Panel Faults U.N. on Lax Security for Iraq Office

By KIRK SEMPLE

UNITED NATIONS, Oct. 22 — An independent panel appointed to investigate the bombing of the United Nations headquarters in Baghdad in August said on Wednesday in a scathing report that security breaches, inadequate security analysis and poor management left the organization vulnerable to attack.

"The U.N. security management system failed in its mission to provide adequate security to U.N. staff in Iraq," said the authors, a seven-member committee named by Secretary General Kofi Annan and led by Martti Ahtisaari, a former president of Finland.

The panel said the organization had failed to assess thoroughly security in Iraq or respond to warnings, including intelligence reports that said the headquarters could be a target of an attack.

United Nations officials, the panel said, also dismissed offers of protection from the United States coalition in Baghdad.

Although the report acknowledged that improved security might not have prevented the bombing, which killed 22 staff members and visitors and injured more than 150 people, the investigators said the management and staff had failed to take steps that would at least have reduced the vulnerability of the mission and minimized casualties.

The panel, sounding an alarm throughout the United Nations network of missions, declared that the security system was "dysfunctional" and "provides little guarantee of security to U.N. staff in Iraq or other high-risk environments and needs to be reformed."

The 40-page report echoed in its severity the conclusions of the independent panels that Mr. Annan named to investigate the United Nations role in the massacres in Rwanda in 1994 and Srebrenica in 1995.

The attack, on Aug. 19, coupled with another outside the headquarters on Sept. 22, prompted Mr. Annan to pull out all but a skeletal foreign staff from Iraq and re-evaluate foreign missions of the United Nations.

"This report will cause immense pain and anger for those who lost family members and for those who survived the attacks, because it spells out that many of those who died did not have to," said Salim Lone, the communications director of the Baghdad mission, who added that it was characteristic of Mr. Annan's transparency that he commissioned the report.

Mr. Lone added that the mistakes in Baghdad "clearly went well beyond gross negligence."

Although the report did not directly criticize Mr. Annan, it disclosed that in spite of the highly volatile security problems before the bombing, including attacks on United Nations personnel and a car bombing against the Jordanian Embassy, the United Nations increased personnel in the Iraqi capital. Even after the United Nations bombing, the report said, Mr.

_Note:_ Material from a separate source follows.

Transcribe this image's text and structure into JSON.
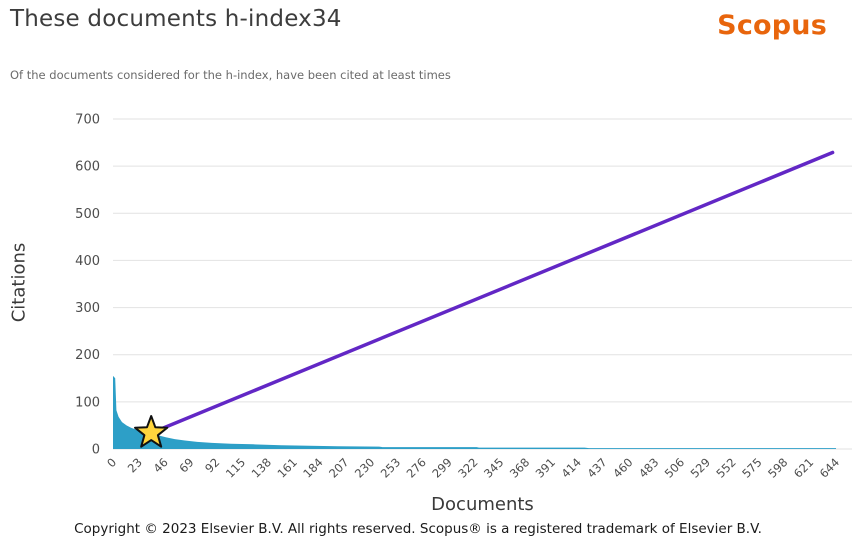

Annan refused the recommendation of top advisers two times to withdraw the United Nations staff from Iraq, "primarily to maintain a core institutional presence."

"We were not pulled out even after the huge bomb," Mr. Lone said. "That's one thing that made no sense at all."

The panel did not fault specific people for the errors. Instead, it recommended a separate process to investigate the "breaches in the security system by the U.N. managers" and assign culpability.

Fred Eckhard, a spokesman for Mr. Annan, said in a statement: "The security of the staff has been the constant concern of the secretary general and the organization. The report will be closely studied, and steps taken to ensure early implementation of its main recommendations."

The investigators found that the United Nations did not adequately adjust to the worsening security in postwar Iraq and had an "ambivalent attitude" toward the threat, even as coalition forces were increasingly subjected to enemy attacks.

In the days before the Aug. 19 bombing, the investigators found, United Nations security officials received information about "an imminent bomb attack" near the headquarters. "It was also reported that other information was available around mid-July that the U.N. headquarters in Baghdad was under threat from a group loyal to the former regime," the report said.

A security report on Aug. 19 specifically referred to the danger of attacks by vehicles loaded with explosives.

Still, the panel reported, United Nations management "did not take adequate increased measures to protect its staff and premises."

The report also criticized the "ambiguous" day-to-day coordination between the mission and officials of the Coalition Provisional Authority, who had formal responsibility for the security of United Nations staff.

The report noted that United Nations personnel had asked the American-led coalition forces "on several occasions" to withdraw their security presence from around the headquarters, but failed to request alternative arrangements. Senior management, the panel said, "was uneasy with this highly visible military presence."

Among the defenses set up by the American military and removed at the United Nations' request, was a five-ton truck that blocked access to the service road that the bomber used to reach the headquarters. Later, the military laid concertina wire across the road, but United Nations officials requested that it be removed, too.

Mr. Annan's special representative in Iraq, Sergio Vieira de Mello, who died in the attack, ignored advice from two teams of United Nations security experts to move his office, which was close to the spot where the bomb, a truck filled with explosives, was detonated. Mr. de Mello, "declined and stated that he would leave the matter to his successor."

Mr. Ahtisaari's team enumerated many other problems, including violations of standard security protocol, as well as an overly cumbersome bureaucracy that slowed buying of security materials like shatterproof glass.

"The security awareness," the report said, "did not match the hostile environment."